One way to resolving the authors first software issue would be to check a diff between what he committed and the previous production revision - this would quickly uncover the changes he "didn't make". This is an old lesson for me - what I changed may not be limited to what I think I changed. It's a lesson in "trust but verify". There are any number of ways to view it, but in the end we only care about ways that lead to desired outcomes weather they're "right" or not.
On a related note, I've found that software is one of the only places where there is a "ground truth" that can be examined and understood in every detail. It's completely deterministic (given a set of common assumptions). I've found the real world - and people in particular - to not be like that at all.
The first two have all the problems philosophers talk about. But the last one does not. Not even underdeterminism, unless the system of the model is fundamental or fades into history or is a "wicked" problem.
All science is an outgrowth of philosophy.

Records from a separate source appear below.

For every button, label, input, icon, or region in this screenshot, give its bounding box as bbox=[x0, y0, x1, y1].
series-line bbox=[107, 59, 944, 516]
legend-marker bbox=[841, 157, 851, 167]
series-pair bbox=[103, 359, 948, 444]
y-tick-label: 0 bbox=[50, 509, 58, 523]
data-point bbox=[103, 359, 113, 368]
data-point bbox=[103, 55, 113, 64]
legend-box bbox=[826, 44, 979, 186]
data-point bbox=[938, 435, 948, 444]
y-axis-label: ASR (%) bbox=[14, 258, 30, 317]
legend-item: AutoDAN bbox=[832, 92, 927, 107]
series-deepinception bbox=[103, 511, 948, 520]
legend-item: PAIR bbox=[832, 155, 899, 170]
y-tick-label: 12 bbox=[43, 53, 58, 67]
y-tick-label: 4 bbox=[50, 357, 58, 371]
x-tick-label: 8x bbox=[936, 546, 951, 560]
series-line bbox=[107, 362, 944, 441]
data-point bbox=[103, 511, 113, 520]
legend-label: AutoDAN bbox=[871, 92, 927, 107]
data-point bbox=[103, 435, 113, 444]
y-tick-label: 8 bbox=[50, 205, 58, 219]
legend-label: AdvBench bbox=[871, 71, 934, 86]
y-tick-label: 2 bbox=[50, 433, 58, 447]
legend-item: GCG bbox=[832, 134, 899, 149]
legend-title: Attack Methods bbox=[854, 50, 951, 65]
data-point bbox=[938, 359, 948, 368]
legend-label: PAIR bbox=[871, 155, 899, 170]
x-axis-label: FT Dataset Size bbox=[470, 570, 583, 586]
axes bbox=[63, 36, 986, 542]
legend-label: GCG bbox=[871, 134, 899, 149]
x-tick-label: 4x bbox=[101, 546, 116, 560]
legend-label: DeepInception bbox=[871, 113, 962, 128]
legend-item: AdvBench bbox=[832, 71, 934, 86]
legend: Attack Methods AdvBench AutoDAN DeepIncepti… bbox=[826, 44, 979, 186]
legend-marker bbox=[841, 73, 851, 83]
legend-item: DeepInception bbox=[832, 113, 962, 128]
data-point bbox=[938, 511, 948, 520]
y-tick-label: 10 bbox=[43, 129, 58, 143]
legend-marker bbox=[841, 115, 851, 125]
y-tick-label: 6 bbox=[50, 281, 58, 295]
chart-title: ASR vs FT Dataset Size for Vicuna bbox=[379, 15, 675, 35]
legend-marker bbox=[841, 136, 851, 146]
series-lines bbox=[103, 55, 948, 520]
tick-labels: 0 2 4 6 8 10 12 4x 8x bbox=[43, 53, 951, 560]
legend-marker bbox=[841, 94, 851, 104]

It's very frustrating when people look the obviously trivial and sometimes silly examples that philosophers use to elucidate a problem, and take it to mean that they are interested in trivial and silly things. Being right for the wrong reasons is a common and difficult problem, and some if the solutions to it a really insightful and powerful ideas.
> Aside from that, it doesn't matter if your model is "grounded in reality" until it fails to work for you, at which time it can be helpful to realize your knowledge (model) needs adjustment.
It might matter a great deal if your model is not grounded in reality - there are situations where that can kill you. It also seems like one of the fundamental aims of science, to have theories fail less often.
What feels like a pointer is actually a category. That is, it feels like it points to one, but it points to many. Like both examples given here: https://en.wikipedia.org/wiki/Gettier_problem .
In the example the Mental Model was at a level too shallow, it should have only affected the paths between the autofocus and the user. But the bug necessitated a larger mental model (the author was considering too small subsection of the graph).
I'd hope in the future we could reach a state where the program could have detected that the frame refactor would have an affect on the autofocus and all other components instead of being an implementation detail.
In the opening match, Kota Ibushi suffered a concussion. Some doctors came out, carried him out on a stretcher, and took him to the back. As it turns out, this was all planned. The doctors were fake, and this course of events was determined ahead of time. But coincidentally, Ibushi _actually_ suffered a real-life concussion in the match.
Wrestling always has an interesting relationship with reality.